Alibaba Group Holding has developed an artificial intelligence (AI) model that rivals leading ones from US peers such as OpenAI and Anthropic in terms of coding capabilities, in a sign that Chinese tech firms are running neck-and-neck with American players in open source models.
Qwen2.5 Coder, the latest open source large language model (LLM) from Alibaba’s cloud computing arm, has matched or surpassed OpenAI’s GPT-4o and Claude 3.5 Sonnet from Amazon.com-backed Anthropic in coding capabilities, according to evaluations that included HumanEval, EvalPlus and Aider, the Qwen team said in a statement on Tuesday. Alibaba owns the South China Morning Post.
In nine out of 12 such evaluations, Qwen2.5 Coder’s flagship variant performed better than GPT-4o and Claude 3.5 Sonnet, according to the statement. Until now, the coding capabilities of open source LLMs have typically lagged behind proprietary models from the likes of OpenAI and Anthropic.

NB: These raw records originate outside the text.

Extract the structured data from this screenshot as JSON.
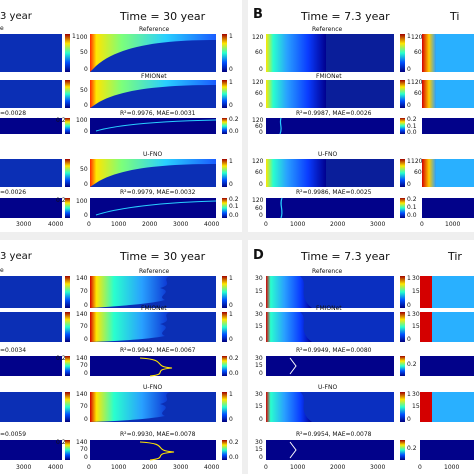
{
  "figure": {
    "panels": {
      "A": {
        "left_time_fragment": "3 year",
        "time_title": "Time = 30 year",
        "row_labels": [
          "Reference",
          "FMIONet",
          "U-FNO"
        ],
        "left_row_fragment": "e",
        "metrics": {
          "fmionet_left": "=0.0028",
          "fmionet": "R²=0.9976, MAE=0.0031",
          "ufno_left": "=0.0026",
          "ufno": "R²=0.9979, MAE=0.0032"
        },
        "y_ticks": [
          "100",
          "50",
          "0"
        ],
        "err_y_ticks": [
          "100",
          "0"
        ],
        "x_ticks": [
          "0",
          "1000",
          "2000",
          "3000",
          "4000"
        ],
        "left_x_ticks": [
          "3000",
          "4000"
        ]
      },
      "B": {
        "letter": "B",
        "time_title": "Time = 7.3 year",
        "right_time_fragment": "Ti",
        "row_labels": [
          "Reference",
          "FMIONet",
          "U-FNO"
        ],
        "metrics": {
          "fmionet": "R²=0.9987, MAE=0.0026",
          "ufno": "R²=0.9986, MAE=0.0025"
        },
        "y_ticks": [
          "120",
          "60",
          "0"
        ],
        "x_ticks": [
          "0",
          "1000",
          "2000",
          "3000"
        ],
        "right_x_ticks": [
          "0",
          "1000"
        ]
      },
      "C": {
        "left_time_fragment": "3 year",
        "time_title": "Time = 30 year",
        "row_labels": [
          "Reference",
          "FMIONet",
          "U-FNO"
        ],
        "left_row_fragment": "e",
        "metrics": {
          "fmionet_left": "=0.0034",
          "fmionet": "R²=0.9942, MAE=0.0067",
          "ufno_left": "=0.0059",
          "ufno": "R²=0.9930, MAE=0.0078"
        },
        "y_ticks": [
          "140",
          "70",
          "0"
        ],
        "x_ticks": [
          "0",
          "1000",
          "2000",
          "3000",
          "4000"
        ],
        "left_x_ticks": [
          "3000",
          "4000"
        ]
      },
      "D": {
        "letter": "D",
        "time_title": "Time = 7.3 year",
        "right_time_fragment": "Tir",
        "row_labels": [
          "Reference",
          "FMIONet",
          "U-FNO"
        ],
        "metrics": {
          "fmionet": "R²=0.9949, MAE=0.0080",
          "ufno": "R²=0.9954, MAE=0.0078"
        },
        "y_ticks": [
          "30",
          "15",
          "0"
        ],
        "x_ticks": [
          "0",
          "1000",
          "2000",
          "3000"
        ],
        "right_x_ticks": [
          "0",
          "1000"
        ]
      }
    },
    "colorbar": {
      "main_ticks": [
        "1",
        "0"
      ],
      "error_ticks": [
        "0.2",
        "0.1",
        "0.0"
      ]
    },
    "colors": {
      "dark_blue": "#00007f",
      "mid_blue": "#0a3cff",
      "cyan": "#29d0ff",
      "yellow": "#ffe600",
      "red": "#d40000"
    }
  }
}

At the same time, open source models are increasingly used by researchers and developers for specific AI applications. Facebook parent Meta Platforms said this month that it was making its open source Llama models available to US government agencies to develop defence and national security applications.
According to Meta, open source models matter when it comes to US-China tech rivalry. “Other nations – including China and other competitors of the United States – understand this as well, and are racing to develop their own open source models, investing heavily to leap ahead of the US,” Nick Clegg, the president of global affairs at Meta, wrote in a statement on its website on November 4.
The Alibaba AI coding assistant could enhance efficiency by supporting secure, private, and local code development through integration with integrated development environment (IDE) tools, according to Ahsen Khaliq, who leads machine learning growth at Hugging Face, the machine-learning developer community that hosts various open source models.
The Qwen2.5 Coder’s developers credited its enhanced performance partly to comprehensive training data.